肥胖和 2 型糖尿病 (T2D) 与炎症反应的慢性激活有关，炎症反应在组织功能障碍和代谢改变中起因果作用。特别是骨骼肌，是胰岛素作用的主要部位，随着肥胖和 T2D 的进展，骨骼肌会发炎和产生胰岛素抵抗，最终导致异位脂质沉积和萎缩。与非糖尿病患者相比，2 型糖尿病患者随着年龄的增长，肌肉质量和力量会加速丧失。作为疾病过程的结果，肥胖和 T2D 改变了对损伤的反应，从而使正常组织的修复反应受损并导致纤维化。事实上，正常组织修复反应的扰动是 T2D 最突出的继发并发症之一。在饮食中增加 omega-3 PUFA 或直接施用消退素可以缓解炎症并改善糖尿病患者的全身代谢。我们最近发现，在肌肉损伤和再生过程中，从促炎脂质介质到促溶解脂质介质（分解素）的时间转变被称为脂质介质类别转换。
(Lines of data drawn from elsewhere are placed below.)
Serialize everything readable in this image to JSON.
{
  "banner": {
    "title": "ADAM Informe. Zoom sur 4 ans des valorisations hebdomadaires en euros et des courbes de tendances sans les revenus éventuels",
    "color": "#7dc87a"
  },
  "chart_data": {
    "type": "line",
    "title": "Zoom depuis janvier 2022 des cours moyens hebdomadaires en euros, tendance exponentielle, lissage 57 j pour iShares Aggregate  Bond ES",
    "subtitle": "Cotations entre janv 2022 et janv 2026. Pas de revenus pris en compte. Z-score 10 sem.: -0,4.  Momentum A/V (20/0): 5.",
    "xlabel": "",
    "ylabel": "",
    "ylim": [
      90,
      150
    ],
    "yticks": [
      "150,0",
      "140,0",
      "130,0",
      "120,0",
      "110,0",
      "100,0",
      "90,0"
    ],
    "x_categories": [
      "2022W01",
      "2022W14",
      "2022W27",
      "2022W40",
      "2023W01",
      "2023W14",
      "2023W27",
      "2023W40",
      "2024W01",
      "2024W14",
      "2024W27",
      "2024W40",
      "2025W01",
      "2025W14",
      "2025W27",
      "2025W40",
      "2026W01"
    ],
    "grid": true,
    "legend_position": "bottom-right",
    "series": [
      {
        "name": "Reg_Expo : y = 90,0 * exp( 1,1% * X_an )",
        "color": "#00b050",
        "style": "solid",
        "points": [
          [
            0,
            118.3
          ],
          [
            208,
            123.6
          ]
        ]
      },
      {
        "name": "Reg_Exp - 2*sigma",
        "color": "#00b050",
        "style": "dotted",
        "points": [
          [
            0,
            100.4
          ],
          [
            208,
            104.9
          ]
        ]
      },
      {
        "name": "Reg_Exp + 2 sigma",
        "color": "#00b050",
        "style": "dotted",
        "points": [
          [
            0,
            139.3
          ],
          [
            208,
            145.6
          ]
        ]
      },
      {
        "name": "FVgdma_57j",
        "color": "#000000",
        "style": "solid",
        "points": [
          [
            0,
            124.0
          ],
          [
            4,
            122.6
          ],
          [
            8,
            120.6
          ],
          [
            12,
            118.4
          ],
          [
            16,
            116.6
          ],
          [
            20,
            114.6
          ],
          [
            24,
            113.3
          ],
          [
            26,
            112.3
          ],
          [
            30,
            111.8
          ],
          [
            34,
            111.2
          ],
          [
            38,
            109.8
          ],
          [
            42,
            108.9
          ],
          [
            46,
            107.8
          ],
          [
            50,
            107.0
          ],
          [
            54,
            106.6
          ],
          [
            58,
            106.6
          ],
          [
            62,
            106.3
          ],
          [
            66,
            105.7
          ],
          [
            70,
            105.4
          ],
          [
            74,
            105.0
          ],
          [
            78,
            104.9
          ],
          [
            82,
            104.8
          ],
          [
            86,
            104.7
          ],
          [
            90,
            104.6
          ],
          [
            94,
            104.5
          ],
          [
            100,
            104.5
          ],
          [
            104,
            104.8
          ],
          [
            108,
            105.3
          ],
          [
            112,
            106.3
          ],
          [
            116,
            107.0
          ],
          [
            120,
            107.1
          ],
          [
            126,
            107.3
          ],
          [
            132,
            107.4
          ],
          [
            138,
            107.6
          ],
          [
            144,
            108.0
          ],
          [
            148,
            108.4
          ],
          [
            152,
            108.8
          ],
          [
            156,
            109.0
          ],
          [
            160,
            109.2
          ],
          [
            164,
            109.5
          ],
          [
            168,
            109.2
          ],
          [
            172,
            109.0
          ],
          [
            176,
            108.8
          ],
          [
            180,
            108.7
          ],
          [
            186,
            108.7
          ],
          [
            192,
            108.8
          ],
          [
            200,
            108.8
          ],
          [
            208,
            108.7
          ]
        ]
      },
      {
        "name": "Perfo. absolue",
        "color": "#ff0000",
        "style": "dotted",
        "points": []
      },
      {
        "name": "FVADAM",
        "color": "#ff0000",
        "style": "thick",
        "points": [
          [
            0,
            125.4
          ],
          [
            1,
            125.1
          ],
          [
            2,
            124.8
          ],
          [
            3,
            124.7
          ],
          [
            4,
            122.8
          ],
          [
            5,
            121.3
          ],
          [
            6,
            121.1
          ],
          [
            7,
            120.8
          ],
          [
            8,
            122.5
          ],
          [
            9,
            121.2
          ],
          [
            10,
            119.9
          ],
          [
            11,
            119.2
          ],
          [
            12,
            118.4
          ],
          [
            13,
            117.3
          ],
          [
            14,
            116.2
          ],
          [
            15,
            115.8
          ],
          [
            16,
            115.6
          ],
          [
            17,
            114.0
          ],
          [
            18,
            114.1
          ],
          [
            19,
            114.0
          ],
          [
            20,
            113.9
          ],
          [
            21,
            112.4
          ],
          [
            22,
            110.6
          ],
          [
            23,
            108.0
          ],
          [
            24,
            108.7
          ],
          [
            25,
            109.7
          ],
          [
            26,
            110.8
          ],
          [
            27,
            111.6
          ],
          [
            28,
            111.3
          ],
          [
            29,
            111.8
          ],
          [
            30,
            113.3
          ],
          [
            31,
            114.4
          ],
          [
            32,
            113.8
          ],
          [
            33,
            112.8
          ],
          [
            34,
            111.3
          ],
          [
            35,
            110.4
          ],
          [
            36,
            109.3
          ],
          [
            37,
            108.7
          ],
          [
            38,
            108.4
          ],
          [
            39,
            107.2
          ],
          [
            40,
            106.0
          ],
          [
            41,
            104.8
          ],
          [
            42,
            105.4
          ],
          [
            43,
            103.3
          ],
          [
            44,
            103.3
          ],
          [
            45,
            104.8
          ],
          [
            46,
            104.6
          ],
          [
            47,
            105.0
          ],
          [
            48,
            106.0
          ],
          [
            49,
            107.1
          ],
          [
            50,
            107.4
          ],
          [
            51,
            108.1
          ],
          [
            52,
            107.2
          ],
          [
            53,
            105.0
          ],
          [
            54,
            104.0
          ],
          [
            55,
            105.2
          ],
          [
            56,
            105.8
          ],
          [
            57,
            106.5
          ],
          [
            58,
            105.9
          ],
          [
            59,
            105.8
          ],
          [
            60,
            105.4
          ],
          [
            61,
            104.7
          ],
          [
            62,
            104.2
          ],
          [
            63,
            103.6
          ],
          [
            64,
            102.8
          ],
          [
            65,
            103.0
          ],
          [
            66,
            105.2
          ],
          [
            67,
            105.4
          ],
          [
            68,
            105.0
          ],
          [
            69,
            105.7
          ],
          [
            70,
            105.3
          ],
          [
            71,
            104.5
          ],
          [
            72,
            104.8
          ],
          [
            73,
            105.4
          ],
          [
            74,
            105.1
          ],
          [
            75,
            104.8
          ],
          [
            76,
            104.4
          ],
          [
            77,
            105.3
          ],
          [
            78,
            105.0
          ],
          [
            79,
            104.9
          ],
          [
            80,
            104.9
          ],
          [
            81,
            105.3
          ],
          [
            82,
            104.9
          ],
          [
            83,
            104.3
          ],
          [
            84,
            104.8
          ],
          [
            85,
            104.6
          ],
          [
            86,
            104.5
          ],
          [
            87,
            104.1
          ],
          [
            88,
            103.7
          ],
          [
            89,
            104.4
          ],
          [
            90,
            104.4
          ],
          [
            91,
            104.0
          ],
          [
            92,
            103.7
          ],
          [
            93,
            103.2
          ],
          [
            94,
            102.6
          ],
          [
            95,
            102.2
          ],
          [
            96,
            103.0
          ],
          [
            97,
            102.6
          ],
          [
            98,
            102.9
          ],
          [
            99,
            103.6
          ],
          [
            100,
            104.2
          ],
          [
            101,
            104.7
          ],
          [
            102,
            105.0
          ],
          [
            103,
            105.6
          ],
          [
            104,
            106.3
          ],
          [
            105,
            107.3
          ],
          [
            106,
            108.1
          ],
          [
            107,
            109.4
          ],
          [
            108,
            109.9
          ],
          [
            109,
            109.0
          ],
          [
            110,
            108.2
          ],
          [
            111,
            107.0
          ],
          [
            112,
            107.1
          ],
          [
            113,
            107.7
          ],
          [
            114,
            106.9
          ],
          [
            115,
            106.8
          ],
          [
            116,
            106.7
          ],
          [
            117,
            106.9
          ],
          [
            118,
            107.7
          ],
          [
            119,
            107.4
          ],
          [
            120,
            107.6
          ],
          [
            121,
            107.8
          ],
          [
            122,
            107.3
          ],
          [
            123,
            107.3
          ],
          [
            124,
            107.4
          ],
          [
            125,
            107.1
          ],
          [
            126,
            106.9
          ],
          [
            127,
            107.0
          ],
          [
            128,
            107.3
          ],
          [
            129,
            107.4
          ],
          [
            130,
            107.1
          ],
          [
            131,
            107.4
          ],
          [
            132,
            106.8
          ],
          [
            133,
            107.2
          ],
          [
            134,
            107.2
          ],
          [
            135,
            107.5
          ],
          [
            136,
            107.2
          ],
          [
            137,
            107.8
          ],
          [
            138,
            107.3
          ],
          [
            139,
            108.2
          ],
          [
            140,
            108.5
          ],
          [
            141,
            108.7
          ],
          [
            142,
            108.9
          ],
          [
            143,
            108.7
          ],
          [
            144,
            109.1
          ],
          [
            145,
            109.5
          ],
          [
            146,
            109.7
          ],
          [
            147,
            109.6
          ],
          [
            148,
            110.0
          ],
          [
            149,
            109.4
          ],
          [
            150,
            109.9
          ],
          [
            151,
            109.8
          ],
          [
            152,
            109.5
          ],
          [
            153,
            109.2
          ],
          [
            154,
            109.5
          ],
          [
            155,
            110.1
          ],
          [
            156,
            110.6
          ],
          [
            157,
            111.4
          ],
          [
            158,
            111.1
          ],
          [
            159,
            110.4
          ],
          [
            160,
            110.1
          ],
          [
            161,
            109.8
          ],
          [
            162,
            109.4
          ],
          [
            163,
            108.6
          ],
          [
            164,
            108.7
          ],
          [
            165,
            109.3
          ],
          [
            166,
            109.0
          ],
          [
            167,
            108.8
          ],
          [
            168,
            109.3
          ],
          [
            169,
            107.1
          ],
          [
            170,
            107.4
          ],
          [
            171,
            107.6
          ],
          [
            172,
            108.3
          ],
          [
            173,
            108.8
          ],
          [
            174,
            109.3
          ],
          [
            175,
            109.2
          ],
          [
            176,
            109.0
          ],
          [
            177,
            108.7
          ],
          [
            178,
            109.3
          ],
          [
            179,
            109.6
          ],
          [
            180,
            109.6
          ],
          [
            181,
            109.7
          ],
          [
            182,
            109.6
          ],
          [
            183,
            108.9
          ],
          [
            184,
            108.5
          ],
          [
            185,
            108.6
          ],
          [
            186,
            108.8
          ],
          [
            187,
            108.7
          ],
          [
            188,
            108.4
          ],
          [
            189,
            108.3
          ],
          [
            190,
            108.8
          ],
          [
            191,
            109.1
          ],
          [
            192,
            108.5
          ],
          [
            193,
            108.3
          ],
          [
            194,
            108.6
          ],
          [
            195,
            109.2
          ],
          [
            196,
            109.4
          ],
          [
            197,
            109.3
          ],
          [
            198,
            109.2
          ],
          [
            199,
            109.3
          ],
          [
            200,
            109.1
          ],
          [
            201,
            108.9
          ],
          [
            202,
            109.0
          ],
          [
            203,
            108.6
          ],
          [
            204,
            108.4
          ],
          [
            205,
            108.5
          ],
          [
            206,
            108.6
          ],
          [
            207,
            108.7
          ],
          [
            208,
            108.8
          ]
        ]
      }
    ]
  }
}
我们发现 resolvin D2 (RvD2) 可减少炎症并加速肌肉再生和功能的恢复。尽管如此，这些有益作用背后的具体机制尚不完全清楚。在代谢疾病的背景下，消退素及其 omega-3 PUFA 前体的作用，特别是在饮食中提供时，在肌肉损伤恢复过程中的作用尚未得到评估。重要的是，从糖尿病肌肉获得的初步脂质介质谱表明损伤和再生过程中脂质介质类别转换受损。我们建议全面研究营养性 omega-3 PUFA 摄入、脂质介质产生、炎症消退、巨噬细胞信号传导和功能以及肌肉再生之间的关系。我们将进一步确定这些途径在代谢疾病中如何受到干扰，以及靶向消退素治疗是否比 omega-3 PUFA 营养干预更有效。我们的研究将加深我们对 omega-3 PUFA 与 RvD2 在解决慢性炎症和促进组织修复方面的比较功效的理解。他们可以揭示 omega-3 PUFA 在代谢疾病中的利用是否发生变化，这可以为 omega-3 PUFA 的进一步临床研究以及个性化医疗提供信息。